Wie man mit «Data Products» Probleme löst und die Welt verbessert

Durch die Digitalisierung entstehen neue Geschäftsfelder für Produkte und Dienstleistungen, die aus Daten generiert werden. Aber wie entwickelt man vor diesem Hintergrund Services und Produkte, die wirklich relevante Probleme lösen? Dies und wie man ein gewinnbringendes Geschäftsmodell für sogenannte «Data Products» entwirft, erklärt uns Jürg Meierhofer im Interview. Er ist einer unserer DIZH Fellows, Dozent für unter anderem den CAS «Smart Service Engineering (Data Product Design)» sowie Studiengangleiter des MAS Industrie 4.0. Seine Absolventinnen und Absolventen haben beispielsweise im Rahmen des CAS verschiedene «Data Products» konzipiert.

Jürg, du unterrichtest den CAS «Smart Service Engineering (Data Product Design)» an der ZHAW School of Engineering. Worum geht es da?

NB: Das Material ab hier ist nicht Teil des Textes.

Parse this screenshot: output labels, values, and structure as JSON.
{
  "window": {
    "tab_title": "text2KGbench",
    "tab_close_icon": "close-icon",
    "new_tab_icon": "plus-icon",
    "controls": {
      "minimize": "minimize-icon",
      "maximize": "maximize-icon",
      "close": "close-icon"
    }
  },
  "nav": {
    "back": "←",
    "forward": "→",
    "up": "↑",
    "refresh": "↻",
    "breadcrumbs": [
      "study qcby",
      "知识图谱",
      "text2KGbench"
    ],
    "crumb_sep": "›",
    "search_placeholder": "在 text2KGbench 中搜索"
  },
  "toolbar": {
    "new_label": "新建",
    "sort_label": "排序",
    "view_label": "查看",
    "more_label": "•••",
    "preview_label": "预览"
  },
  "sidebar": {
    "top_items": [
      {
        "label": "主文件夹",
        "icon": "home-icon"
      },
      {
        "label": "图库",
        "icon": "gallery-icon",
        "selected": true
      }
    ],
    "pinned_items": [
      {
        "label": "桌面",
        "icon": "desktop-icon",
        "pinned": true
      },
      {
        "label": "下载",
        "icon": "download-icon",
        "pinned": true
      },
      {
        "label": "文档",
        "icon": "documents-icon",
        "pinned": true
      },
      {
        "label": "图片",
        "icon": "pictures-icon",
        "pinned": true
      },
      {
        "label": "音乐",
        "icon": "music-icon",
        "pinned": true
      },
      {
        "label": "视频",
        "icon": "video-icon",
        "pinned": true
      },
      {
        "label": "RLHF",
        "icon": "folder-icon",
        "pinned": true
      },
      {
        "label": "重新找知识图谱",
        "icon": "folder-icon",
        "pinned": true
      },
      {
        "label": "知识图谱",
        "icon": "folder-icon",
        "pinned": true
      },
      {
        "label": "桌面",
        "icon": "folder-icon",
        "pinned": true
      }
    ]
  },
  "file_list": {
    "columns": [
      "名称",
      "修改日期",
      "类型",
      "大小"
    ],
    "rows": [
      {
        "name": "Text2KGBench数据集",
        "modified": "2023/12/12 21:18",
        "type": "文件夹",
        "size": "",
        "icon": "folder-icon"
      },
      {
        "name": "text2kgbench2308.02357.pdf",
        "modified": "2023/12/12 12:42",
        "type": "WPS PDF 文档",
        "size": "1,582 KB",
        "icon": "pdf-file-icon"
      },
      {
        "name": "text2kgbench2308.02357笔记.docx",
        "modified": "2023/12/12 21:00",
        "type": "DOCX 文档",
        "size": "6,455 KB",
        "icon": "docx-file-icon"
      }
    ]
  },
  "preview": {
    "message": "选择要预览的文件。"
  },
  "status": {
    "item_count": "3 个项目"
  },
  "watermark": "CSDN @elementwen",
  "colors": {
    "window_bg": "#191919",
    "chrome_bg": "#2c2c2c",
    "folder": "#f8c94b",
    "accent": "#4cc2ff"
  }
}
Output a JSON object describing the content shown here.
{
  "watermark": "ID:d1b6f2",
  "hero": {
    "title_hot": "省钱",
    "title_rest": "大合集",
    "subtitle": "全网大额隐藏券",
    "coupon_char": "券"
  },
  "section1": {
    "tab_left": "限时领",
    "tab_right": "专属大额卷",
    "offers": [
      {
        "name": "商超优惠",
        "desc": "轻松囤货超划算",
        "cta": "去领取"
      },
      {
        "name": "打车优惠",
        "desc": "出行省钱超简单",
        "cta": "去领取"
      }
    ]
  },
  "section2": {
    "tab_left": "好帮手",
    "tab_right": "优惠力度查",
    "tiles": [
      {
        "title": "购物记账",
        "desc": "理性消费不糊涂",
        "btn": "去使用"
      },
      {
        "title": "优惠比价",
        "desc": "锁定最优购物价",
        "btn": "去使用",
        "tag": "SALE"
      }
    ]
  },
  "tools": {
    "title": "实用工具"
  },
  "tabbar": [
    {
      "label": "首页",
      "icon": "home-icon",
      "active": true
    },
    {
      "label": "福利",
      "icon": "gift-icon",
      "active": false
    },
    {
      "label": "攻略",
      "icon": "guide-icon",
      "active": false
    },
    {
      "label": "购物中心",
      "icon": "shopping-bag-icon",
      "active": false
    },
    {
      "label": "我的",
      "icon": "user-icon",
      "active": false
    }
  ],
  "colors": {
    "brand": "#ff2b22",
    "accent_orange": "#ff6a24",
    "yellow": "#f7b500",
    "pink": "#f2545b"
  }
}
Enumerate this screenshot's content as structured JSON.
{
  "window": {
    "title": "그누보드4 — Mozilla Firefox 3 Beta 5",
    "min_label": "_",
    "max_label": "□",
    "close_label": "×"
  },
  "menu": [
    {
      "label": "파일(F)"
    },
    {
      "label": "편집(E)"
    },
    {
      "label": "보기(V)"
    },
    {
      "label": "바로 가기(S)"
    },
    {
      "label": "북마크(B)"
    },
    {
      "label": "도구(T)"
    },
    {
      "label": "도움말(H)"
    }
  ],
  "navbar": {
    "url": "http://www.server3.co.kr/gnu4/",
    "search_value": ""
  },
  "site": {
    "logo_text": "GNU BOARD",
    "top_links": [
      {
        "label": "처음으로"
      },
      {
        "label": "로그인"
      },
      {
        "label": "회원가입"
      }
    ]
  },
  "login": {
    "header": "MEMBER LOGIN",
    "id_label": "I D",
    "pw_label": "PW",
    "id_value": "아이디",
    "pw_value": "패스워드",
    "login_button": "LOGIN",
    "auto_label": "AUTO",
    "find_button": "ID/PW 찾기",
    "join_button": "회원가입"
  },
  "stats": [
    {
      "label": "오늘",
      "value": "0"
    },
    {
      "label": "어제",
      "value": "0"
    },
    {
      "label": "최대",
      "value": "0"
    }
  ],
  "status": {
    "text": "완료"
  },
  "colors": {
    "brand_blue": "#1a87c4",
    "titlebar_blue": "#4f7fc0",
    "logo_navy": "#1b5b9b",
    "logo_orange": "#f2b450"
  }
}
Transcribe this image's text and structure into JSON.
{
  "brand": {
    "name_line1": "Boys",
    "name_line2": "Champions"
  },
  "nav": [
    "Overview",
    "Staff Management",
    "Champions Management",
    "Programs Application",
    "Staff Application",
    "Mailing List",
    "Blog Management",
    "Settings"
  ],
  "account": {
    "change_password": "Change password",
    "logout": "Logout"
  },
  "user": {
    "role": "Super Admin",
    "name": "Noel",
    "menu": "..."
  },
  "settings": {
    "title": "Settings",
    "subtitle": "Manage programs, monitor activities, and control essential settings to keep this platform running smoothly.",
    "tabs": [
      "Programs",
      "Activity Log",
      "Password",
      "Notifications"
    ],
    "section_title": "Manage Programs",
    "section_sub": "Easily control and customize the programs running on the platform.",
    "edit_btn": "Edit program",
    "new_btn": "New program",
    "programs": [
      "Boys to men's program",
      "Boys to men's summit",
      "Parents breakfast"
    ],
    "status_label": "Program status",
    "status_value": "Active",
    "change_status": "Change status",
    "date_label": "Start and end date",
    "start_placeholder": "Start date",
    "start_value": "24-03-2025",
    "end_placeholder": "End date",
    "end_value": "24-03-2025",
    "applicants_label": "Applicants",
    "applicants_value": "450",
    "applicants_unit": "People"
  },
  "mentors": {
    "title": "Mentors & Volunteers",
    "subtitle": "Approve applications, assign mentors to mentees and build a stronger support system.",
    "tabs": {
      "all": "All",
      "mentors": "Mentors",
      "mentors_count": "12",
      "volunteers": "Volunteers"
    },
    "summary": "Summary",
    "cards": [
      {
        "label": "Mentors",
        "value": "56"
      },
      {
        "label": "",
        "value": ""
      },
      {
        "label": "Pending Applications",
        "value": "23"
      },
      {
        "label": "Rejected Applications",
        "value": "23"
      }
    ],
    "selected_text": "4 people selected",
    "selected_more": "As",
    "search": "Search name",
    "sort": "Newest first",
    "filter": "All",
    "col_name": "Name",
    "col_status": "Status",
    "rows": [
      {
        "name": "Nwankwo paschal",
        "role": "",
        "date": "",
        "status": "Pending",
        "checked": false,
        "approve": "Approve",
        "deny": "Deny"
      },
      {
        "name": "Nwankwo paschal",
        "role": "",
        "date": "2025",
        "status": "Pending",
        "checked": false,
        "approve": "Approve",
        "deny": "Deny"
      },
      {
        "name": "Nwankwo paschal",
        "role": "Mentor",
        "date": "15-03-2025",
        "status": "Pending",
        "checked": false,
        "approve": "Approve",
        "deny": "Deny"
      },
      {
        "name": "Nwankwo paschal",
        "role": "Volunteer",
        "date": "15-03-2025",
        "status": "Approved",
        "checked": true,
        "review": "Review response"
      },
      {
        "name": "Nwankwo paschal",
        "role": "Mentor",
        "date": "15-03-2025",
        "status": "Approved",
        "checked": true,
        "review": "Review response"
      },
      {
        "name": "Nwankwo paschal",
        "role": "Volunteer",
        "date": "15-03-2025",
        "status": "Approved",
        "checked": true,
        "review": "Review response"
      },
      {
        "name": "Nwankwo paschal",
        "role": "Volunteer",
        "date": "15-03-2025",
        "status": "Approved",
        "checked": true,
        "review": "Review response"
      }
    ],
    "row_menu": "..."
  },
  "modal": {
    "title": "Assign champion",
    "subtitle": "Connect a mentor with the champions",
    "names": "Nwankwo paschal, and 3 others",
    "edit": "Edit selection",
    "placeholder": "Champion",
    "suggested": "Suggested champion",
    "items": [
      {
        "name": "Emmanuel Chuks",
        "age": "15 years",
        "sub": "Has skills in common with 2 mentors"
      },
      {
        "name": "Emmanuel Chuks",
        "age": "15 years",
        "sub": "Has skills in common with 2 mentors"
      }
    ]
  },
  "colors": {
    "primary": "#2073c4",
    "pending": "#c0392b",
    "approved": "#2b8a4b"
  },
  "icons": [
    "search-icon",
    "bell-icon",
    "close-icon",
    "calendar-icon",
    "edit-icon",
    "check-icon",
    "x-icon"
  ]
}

Es geht es darum, Bedürfnisse der Kunden zu erkennen, die mit Daten bedient werden können. Dazu nutzen wir die neuesten technischen Möglichkeiten und können so diese Bedürfnisse eventuell sogar besser bedienen, als es der Kunde erwartet hätte.

«Smart» steht für datengetrieben. «Service» impliziert, dass wir daraus einen Nutzen für jemanden generieren. Und «Engineering» bedeutet, dass wir eine systematische Vorgehensweise anwenden.

Und was ist ein «Data Product»?

Beim Data Product Design geht es darum, aus der Data Science einen Nutzen zu generieren. Wir haben auf der einen Seite viele begabte Data Scientists, die mit Daten und Algorithmen «Insights» entwickeln, also Erkenntnisse gewinnen. Zu Beginn ist aber noch nicht klar, wem das überhaupt etwas nützt. Dafür gibt es die andere Seite, die beim Kunden anfängt und analysiert, welche Probleme im beruflichen oder privaten Alltag von Menschen lösenswert sind. Im «Smart Service Engineering» bringen wir diese beiden Seiten zusammen, das heisst wir lösen relevante Probleme durch die Nutzung von Daten und Analytics.

Kurz gesagt, aus Daten schafft man «Insights» und diese Erkenntnisse haben einen Wert für jemanden. Er oder sie erhält dadurch einen Benefit und bezahlt auch dafür. Und erst dann ist es ein Data Product.

Wie läuft der CAS ab? Was lernen die Teilnehmenden und wie können sie es anwenden?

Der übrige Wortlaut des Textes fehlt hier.